Sanitation workers pick up recyclable materials in Atlanta’s Candler Park/Inman Park area. Atlanta-based waste disposal technology firm Rubicon is helping the city gauge the impact of its recycling efforts with new mobile technology that collects varioius data on recyling while garbage trucks are on their routes. AJC File Photo

Talking trash: new mobile tech helps Atlanta beef up recycling efforts

Innovations in mobile phone technology will soon help the city of Atlanta better track residential recycling habits in an effort to reduce landfill waste.

In January, city garbage collectors will begin carrying phones with specially designed software that links to trucks so the city can monitor what Atlantans are recycling and how much they are diverting from the dump.

The link between software on the truck and the phones will allow the city to record such data collected as what neighborhoods are best at recycling based on the frequency of stops while garbage collectors can type into the phone issues they may encounter, such as bins with non-recyclable items like building materials, hangers or toys.

“This will help us with our outreach campaign to educate the public on the importance of recycling,” said Michelle Wiseman, director of waste diversion and outreach for the city’s office of sustainability. “We’ll see who’s recycling and who’s recycling right.”

Recycling is big business in Georgia. Some of the state’s biggest industries — including paper, aluminum and carpet manufacturers — rely heavily on recyclables for their products, experts said. The state is only second to California in the manufacturing use of recycled materials, Wiseman said.

“We’re putting money in the landfill,” she said.

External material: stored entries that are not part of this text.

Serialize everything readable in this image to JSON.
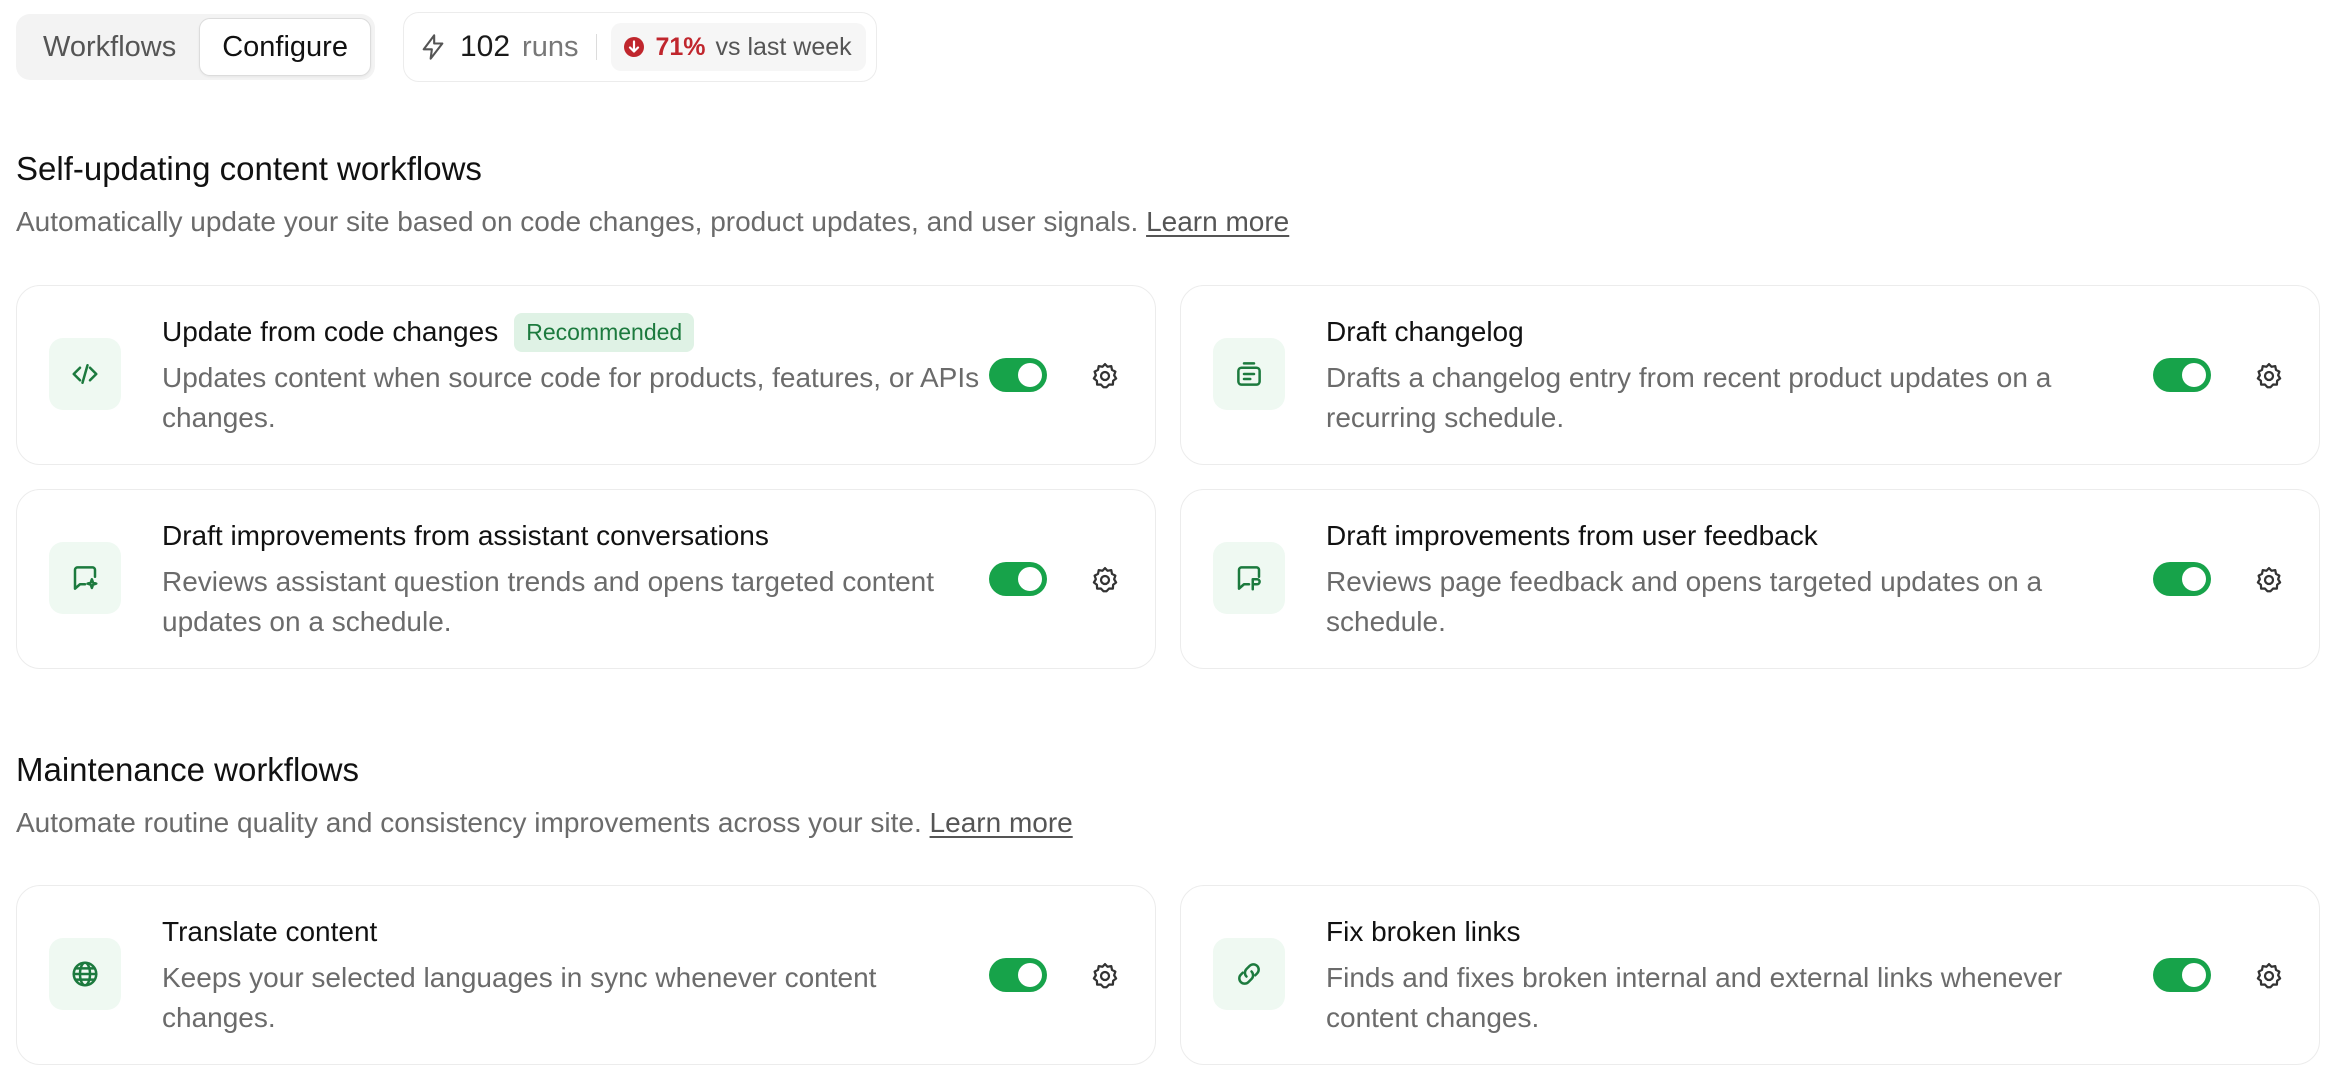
{
  "tabs": [
    {
      "label": "Workflows",
      "active": false
    },
    {
      "label": "Configure",
      "active": true
    }
  ],
  "stats": {
    "icon": "bolt-icon",
    "runs_count": "102",
    "runs_label": "runs",
    "trend_icon": "arrow-down-circle-icon",
    "trend_value": "71%",
    "trend_label": "vs last week",
    "trend_color": "#c0262d"
  },
  "sections": [
    {
      "title": "Self-updating content workflows",
      "description": "Automatically update your site based on code changes, product updates, and user signals.",
      "link": "Learn more",
      "cards": [
        {
          "icon": "code-icon",
          "title": "Update from code changes",
          "badge": "Recommended",
          "description": "Updates content when source code for products, features, or APIs changes.",
          "enabled": true
        },
        {
          "icon": "changelog-icon",
          "title": "Draft changelog",
          "badge": "",
          "description": "Drafts a changelog entry from recent product updates on a recurring schedule.",
          "enabled": true
        },
        {
          "icon": "chat-sparkle-icon",
          "title": "Draft improvements from assistant conversations",
          "badge": "",
          "description": "Reviews assistant question trends and opens targeted content updates on a schedule.",
          "enabled": true
        },
        {
          "icon": "feedback-icon",
          "title": "Draft improvements from user feedback",
          "badge": "",
          "description": "Reviews page feedback and opens targeted updates on a schedule.",
          "enabled": true
        }
      ]
    },
    {
      "title": "Maintenance workflows",
      "description": "Automate routine quality and consistency improvements across your site.",
      "link": "Learn more",
      "cards": [
        {
          "icon": "globe-icon",
          "title": "Translate content",
          "badge": "",
          "description": "Keeps your selected languages in sync whenever content changes.",
          "enabled": true
        },
        {
          "icon": "link-icon",
          "title": "Fix broken links",
          "badge": "",
          "description": "Finds and fixes broken internal and external links whenever content changes.",
          "enabled": true
        }
      ]
    }
  ],
  "colors": {
    "accent_green": "#17a34a",
    "icon_green": "#1c7a3e",
    "icon_bg": "#eff9f2",
    "badge_bg": "#dff2e5"
  }
}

Atlanta’s efforts also come as one of the mainstays of recycling — glass containers — increasingly is ending up in landfills instead of being recyled. Recycling companies are turning away glass because its market value has fallen compared to other materials such as cardboard and plastic and because glass can cripple machinery that recycles multiple refuse. Counties such as DeKalb have sought to separate glass by setting up drop off points so it can be more easily recycled.

About 96,000 single family homes in Atlanta have recycling containers, Wiseman said. The city picks up trash three times a week — once for general refuse, once for recyclables and once for yard waste.

The city has partnered in the effort with Atlanta-based waste and recycling firm Rubicon Global, which is donating its expertise and software in a six-month pilot, the first municipal contract for the company.

Michael Allegretti, Rubicon’s head of public policy, said drivers of about 75 or so Atlanta garbage trucks will use the mobile phones during their routes. The phones will record everything from which homes consistently recycle to the weight of the materials being recycled to the total size of the truck’s load at the end of each route.

Drivers also can enter information about a particular address, such as if the container is overflowing, damaged or knocked over, Allegretti said. The city can then talk to the homeowner about any problems encountered and how to remedy them.

“The city can see what’s going on in real time,” Allegretti said, including whether trucks need maintenance or if routes are problemtic because of traffic or other obstacles. “This is a smart city solution.”